Heather Cherone discusses her military family and the impression the pieces left on her:
Rabb declined to reveal how much the foundation paid for the two works by Leedy, who taught sculpture at the Kansas City Art Institute for nearly 45 years after serving as a war photographer in Korea.
The interior walls of the museum had to be moved to accommodate the massive "Earth Lies Screaming," sculpture, Rabb said.
"We wanted to keep it all together," Rabb said.
Leedy, 83, created "Earth Lies Screaming" in 1999 to help him cope with the memory of unwittingly diving into a river near the Demilitarized Zone in Korea that was lined with dead bodies and skeletons.

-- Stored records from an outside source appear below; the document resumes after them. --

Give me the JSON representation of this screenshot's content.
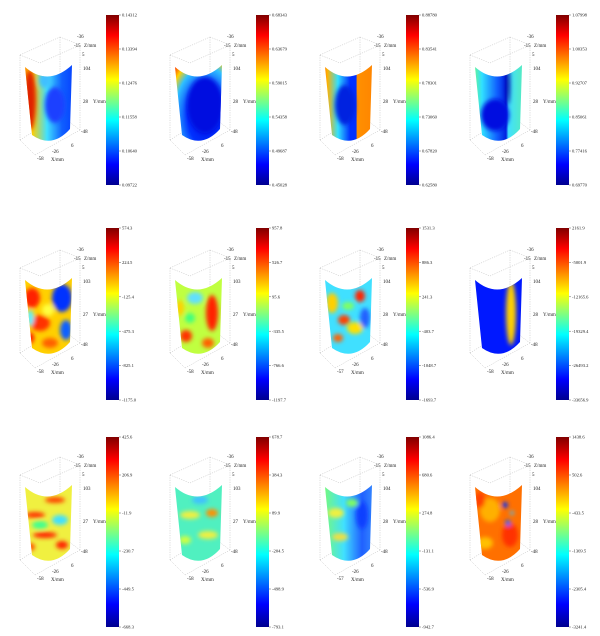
{
  "colormap": "jet",
  "chart_data": [
    {
      "type": "surface3d",
      "row": 1,
      "col": 1,
      "xlabel": "X/mm",
      "ylabel": "Y/mm",
      "zlabel": "Z/mm",
      "xticks": [
        "-58",
        "-26",
        "6"
      ],
      "yticks": [
        "104",
        "28",
        "-48"
      ],
      "zticks": [
        "-36",
        "-15",
        "5"
      ],
      "colorbar": {
        "min": 0.09722,
        "max": 0.14312,
        "ticks": [
          "0.14312",
          "0.13394",
          "0.12476",
          "0.11558",
          "0.10640",
          "0.09722"
        ]
      }
    },
    {
      "type": "surface3d",
      "row": 1,
      "col": 2,
      "xlabel": "X/mm",
      "ylabel": "Y/mm",
      "zlabel": "Z/mm",
      "xticks": [
        "-58",
        "-26",
        "6"
      ],
      "yticks": [
        "104",
        "28",
        "-48"
      ],
      "zticks": [
        "-36",
        "-15",
        "5"
      ],
      "colorbar": {
        "min": 0.45028,
        "max": 0.68343,
        "ticks": [
          "0.68343",
          "0.63679",
          "0.59015",
          "0.54358",
          "0.49687",
          "0.45028"
        ]
      }
    },
    {
      "type": "surface3d",
      "row": 1,
      "col": 3,
      "xlabel": "X/mm",
      "ylabel": "Y/mm",
      "zlabel": "Z/mm",
      "xticks": [
        "-58",
        "-26",
        "6"
      ],
      "yticks": [
        "104",
        "28",
        "-48"
      ],
      "zticks": [
        "-36",
        "-15",
        "5"
      ],
      "colorbar": {
        "min": 0.6258,
        "max": 0.8878,
        "ticks": [
          "0.88780",
          "0.83541",
          "0.78301",
          "0.73060",
          "0.67820",
          "0.62580"
        ]
      }
    },
    {
      "type": "surface3d",
      "row": 1,
      "col": 4,
      "xlabel": "X/mm",
      "ylabel": "Y/mm",
      "zlabel": "Z/mm",
      "xticks": [
        "-58",
        "-26",
        "6"
      ],
      "yticks": [
        "104",
        "28",
        "-48"
      ],
      "zticks": [
        "-36",
        "-15",
        "5"
      ],
      "colorbar": {
        "min": 0.6977,
        "max": 1.07998,
        "ticks": [
          "1.07998",
          "1.00353",
          "0.92707",
          "0.85061",
          "0.77416",
          "0.69770"
        ]
      }
    },
    {
      "type": "surface3d",
      "row": 2,
      "col": 1,
      "xlabel": "X/mm",
      "ylabel": "Y/mm",
      "zlabel": "Z/mm",
      "xticks": [
        "-58",
        "-26",
        "6"
      ],
      "yticks": [
        "103",
        "27",
        "-48"
      ],
      "zticks": [
        "-36",
        "-15",
        "5"
      ],
      "colorbar": {
        "min": -1175.0,
        "max": 574.3,
        "ticks": [
          "574.3",
          "224.5",
          "-125.4",
          "-475.3",
          "-825.1",
          "-1175.0"
        ]
      }
    },
    {
      "type": "surface3d",
      "row": 2,
      "col": 2,
      "xlabel": "X/mm",
      "ylabel": "Y/mm",
      "zlabel": "Z/mm",
      "xticks": [
        "-58",
        "-26",
        "6"
      ],
      "yticks": [
        "103",
        "27",
        "-48"
      ],
      "zticks": [
        "-36",
        "-15",
        "5"
      ],
      "colorbar": {
        "min": -1197.7,
        "max": 957.8,
        "ticks": [
          "957.8",
          "526.7",
          "95.6",
          "-335.5",
          "-766.6",
          "-1197.7"
        ]
      }
    },
    {
      "type": "surface3d",
      "row": 2,
      "col": 3,
      "xlabel": "X/mm",
      "ylabel": "Y/mm",
      "zlabel": "Z/mm",
      "xticks": [
        "-57",
        "-26",
        "6"
      ],
      "yticks": [
        "104",
        "28",
        "-48"
      ],
      "zticks": [
        "-36",
        "-15",
        "5"
      ],
      "colorbar": {
        "min": -1693.7,
        "max": 1531.3,
        "ticks": [
          "1531.3",
          "886.3",
          "241.3",
          "-403.7",
          "-1048.7",
          "-1693.7"
        ]
      }
    },
    {
      "type": "surface3d",
      "row": 2,
      "col": 4,
      "xlabel": "X/mm",
      "ylabel": "Y/mm",
      "zlabel": "Z/mm",
      "xticks": [
        "-58",
        "-26",
        "6"
      ],
      "yticks": [
        "104",
        "28",
        "-48"
      ],
      "zticks": [
        "-36",
        "-15",
        "5"
      ],
      "colorbar": {
        "min": -33656.9,
        "max": 2161.9,
        "ticks": [
          "2161.9",
          "-5001.9",
          "-12165.6",
          "-19329.4",
          "-26493.2",
          "-33656.9"
        ]
      }
    },
    {
      "type": "surface3d",
      "row": 3,
      "col": 1,
      "xlabel": "X/mm",
      "ylabel": "Y/mm",
      "zlabel": "Z/mm",
      "xticks": [
        "-58",
        "-26",
        "6"
      ],
      "yticks": [
        "103",
        "27",
        "-48"
      ],
      "zticks": [
        "-36",
        "-15",
        "5"
      ],
      "colorbar": {
        "min": -668.3,
        "max": 425.6,
        "ticks": [
          "425.6",
          "206.9",
          "-11.9",
          "-230.7",
          "-449.5",
          "-668.3"
        ]
      }
    },
    {
      "type": "surface3d",
      "row": 3,
      "col": 2,
      "xlabel": "X/mm",
      "ylabel": "Y/mm",
      "zlabel": "Z/mm",
      "xticks": [
        "-58",
        "-26",
        "6"
      ],
      "yticks": [
        "103",
        "27",
        "-48"
      ],
      "zticks": [
        "-36",
        "-15",
        "5"
      ],
      "colorbar": {
        "min": -793.1,
        "max": 678.7,
        "ticks": [
          "678.7",
          "384.3",
          "89.9",
          "-204.5",
          "-498.9",
          "-793.1"
        ]
      }
    },
    {
      "type": "surface3d",
      "row": 3,
      "col": 3,
      "xlabel": "X/mm",
      "ylabel": "Y/mm",
      "zlabel": "Z/mm",
      "xticks": [
        "-57",
        "-26",
        "6"
      ],
      "yticks": [
        "104",
        "28",
        "-48"
      ],
      "zticks": [
        "-36",
        "-15",
        "5"
      ],
      "colorbar": {
        "min": -942.7,
        "max": 1086.4,
        "ticks": [
          "1086.4",
          "680.6",
          "274.8",
          "-131.1",
          "-536.9",
          "-942.7"
        ]
      }
    },
    {
      "type": "surface3d",
      "row": 3,
      "col": 4,
      "xlabel": "X/mm",
      "ylabel": "Y/mm",
      "zlabel": "Z/mm",
      "xticks": [
        "-58",
        "-26",
        "6"
      ],
      "yticks": [
        "104",
        "28",
        "-48"
      ],
      "zticks": [
        "-36",
        "-15",
        "5"
      ],
      "colorbar": {
        "min": -3241.4,
        "max": 1438.6,
        "ticks": [
          "1438.6",
          "502.6",
          "-433.5",
          "-1369.5",
          "-2305.4",
          "-3241.4"
        ]
      }
    }
  ]
}
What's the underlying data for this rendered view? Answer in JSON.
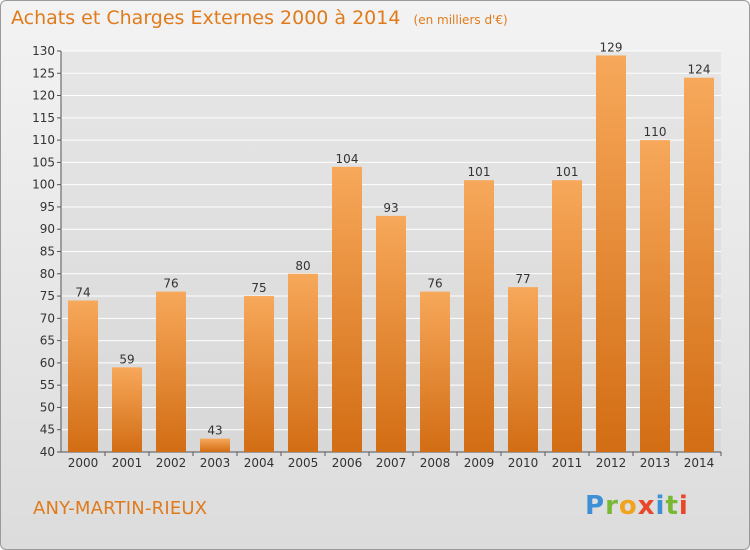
{
  "title": "Achats et Charges Externes 2000 à 2014",
  "subtitle": "(en milliers d'€)",
  "commune": "ANY-MARTIN-RIEUX",
  "logo": {
    "text": "Proxiti"
  },
  "colors": {
    "accent": "#e07b1c",
    "bar_light": "#f7a85a",
    "bar_dark": "#d26d14"
  },
  "chart_data": {
    "type": "bar",
    "title": "Achats et Charges Externes 2000 à 2014",
    "subtitle": "(en milliers d'€)",
    "categories": [
      "2000",
      "2001",
      "2002",
      "2003",
      "2004",
      "2005",
      "2006",
      "2007",
      "2008",
      "2009",
      "2010",
      "2011",
      "2012",
      "2013",
      "2014"
    ],
    "values": [
      74,
      59,
      76,
      43,
      75,
      80,
      104,
      93,
      76,
      101,
      77,
      101,
      129,
      110,
      124
    ],
    "ylim": [
      40,
      130
    ],
    "yticks": [
      40,
      45,
      50,
      55,
      60,
      65,
      70,
      75,
      80,
      85,
      90,
      95,
      100,
      105,
      110,
      115,
      120,
      125,
      130
    ],
    "grid": true,
    "legend": "none"
  }
}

From left to right, the wall at first depicts the killing of animals. Human skulls and bones then begin to appear, in a nightmarish melange of horrible images, including bloody baby dolls.
National Veterans Art Museum Director Levi Moore said the piece literally stopped visitors in their tracks.
"They will gasp as they turn the corner," Moore said. "Then they stop, and it takes them a minute to continue walking down the wall."
"Atomic Skull," which is 9 feet by 7 feet by 5 feet, was lying on its side when Rabb first saw it in storage near Leedy's studio.
The back of the skull forms a mushroom cloud, visible as viewers walk around the mammoth piece, which features dark, cavernous eyes.
In fall 2012, the museum moved to the Six Corners Shopping District in Portage Park as part of an effort to turn the area into an arts and entertainment district that will attract shoppers and diners.
The exhibit, which features work from veterans of the Korean War through the wars in Afghanistan and Iraq, explores the relationship between surrealism and the experience of war.
Starting July 3, Gulf War veteran and ceramic artist Ehren Tool, 44, will become the second artist-in-residence at the museum. He plans to make hundreds of cups for and about veterans, and then give them away.
Veterans and their families can bring pictures and insignia for Tool to use during his ongoing workshop, dubbed "Occupation." Tool will be at the museum from 10 a.m. to 5 p.m. Tuesdays to Saturdays through July 19, according to the museum.
Starting Nov. 1, the National Veterans Art Museum will be the first museum to host the completed "100 Faces of War Experience" project, which depicts demographically accurate portraits of Americans who have served in Iraq or Afghanistan.
The Rabb Family Foundation is also funding the Ed Paschke Art Center, which is scheduled to open June 22 in Jefferson Park.